As teenagers, didn’t we all believe that to become an adult meant giving up one’s dreams? Most of us knew or heard about the things our parents had longed for and given up on. Flavored with a little contempt, didn’t our adolescent selves wonder how grownups could so easily give up on themselves? And didn’t we believe that we weren’t going to give up on our passions the way our parents had? We’d stay true to ourselves. 

Rather than hearing about our parents’ lost dreams, perhaps it would have been helpful to hear how they made peace with that loss. It would be like George Bailey saying to his kids, “I thought to live a good life I needed to travel, but it turned out by doing what I was good at, I built a rich life. I thought I was living a life that amounted to less than what I’d dreamt of, but it turns out it was more.”

What would George Bailey need to do before he could think of his lost dreams this way?

This question is not academic to me. Every holiday vacation, or on unexpected days off, my plan is to write, to make good on a dream I first had when I was 8 years old. Most times, I manage barely a toe-dip in that lake, and certainly nothing like the full immersion I long for. Nearly every time, a tension is created between the writing plans I make and what I’m able to actualize.

This vacation, I find myself wondering if it’s time to give up on this writing dream? It’s unpleasant and painful, the tension between longing and reality. Maybe that’s what all the adults were doing when they “gave up.” Maybe they needed to drop their dream because it seemed the only way to resolve that tension: Maybe I won’t feel so bad if I stop wanting what I want. 

But even while I feel discouraged, I also wonder if there’s a way to resolve the tension without dropping the dream?

I’m a student of Buddhism, and a foundational Buddhist concept speaks to the tension I’m describing by suggesting that we cultivate a stance where we neither cling to our dreams nor push them away. 

Doing this is hard.

Of course I’m thinking of giving up. Because it’s one thing to know the stance I need to cultivate and it’s another to actually mange to do it. How do you want something, and yet not want it so much that it causes distress, that it makes you wish for a life other than the one you lead?

This kind of suffering – called dukkha in the original language of the Buddha – is like any other suffering.  Dukkha describes how life is like a wagon wheel that’s out of true, and so it wobbles, one moment achieving balance, the next falling out of balance, and so on and so on. If it feels like just when things are going our way something  happens to mess it up – well, that’s just life being life. It doesn’t mean something’s wrong, though we will suffer doubly if we think it should be otherwise.

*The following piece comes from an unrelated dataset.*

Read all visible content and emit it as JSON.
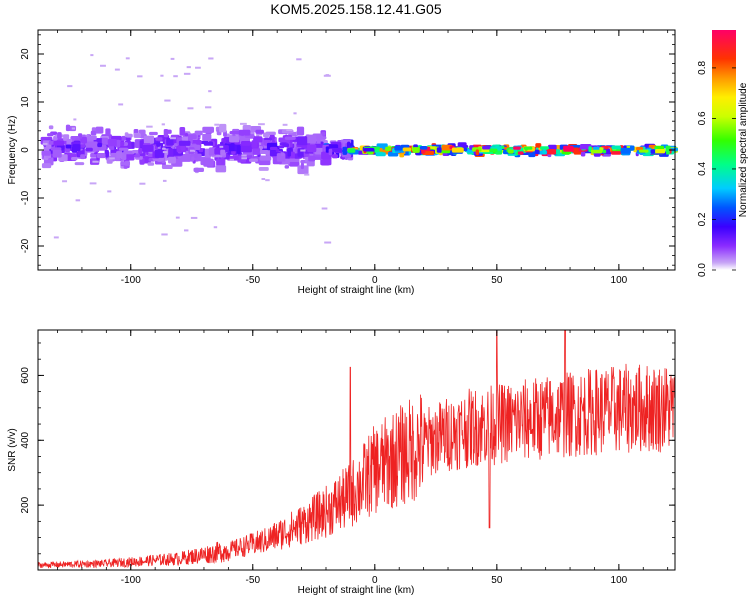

Maybe George Bailey was secretly a Zen master. At every moment in the film when he wants life to be other than it is, he remembers that life is a wobbly wagon wheel, so if it wobbles – if he thinks he’ll finally be able to leave Bedford Falls and travel around the world – he understands it’s life being itself when that’s suddenly snatched away by his father’s death, by his brother’s out-of-state job opportunity, by love.

If I were such a Zen master, I’d remember that if it didn’t work out for me to write quite as much as I’d hoped, or if I sat down to write but felt everything I wrote was crap – well, that wagon wheel is wobbling. It doesn’t mean it’s time to let go of my dream. It means our dreams are also part of life, and so they’re subject to being like life is.

It is a wonderful life, but wonderful doesn’t mean perfect or without trials. Wonderful might be possible only if we also notice what exactly is wonderful in our lives. When George Bailey gets his life back, as his friends and neighbors pile into his home to add their money to the overflowing basket, no part of his brain in that moment is wishing he had been able to travel more. He is simply present to the life he has.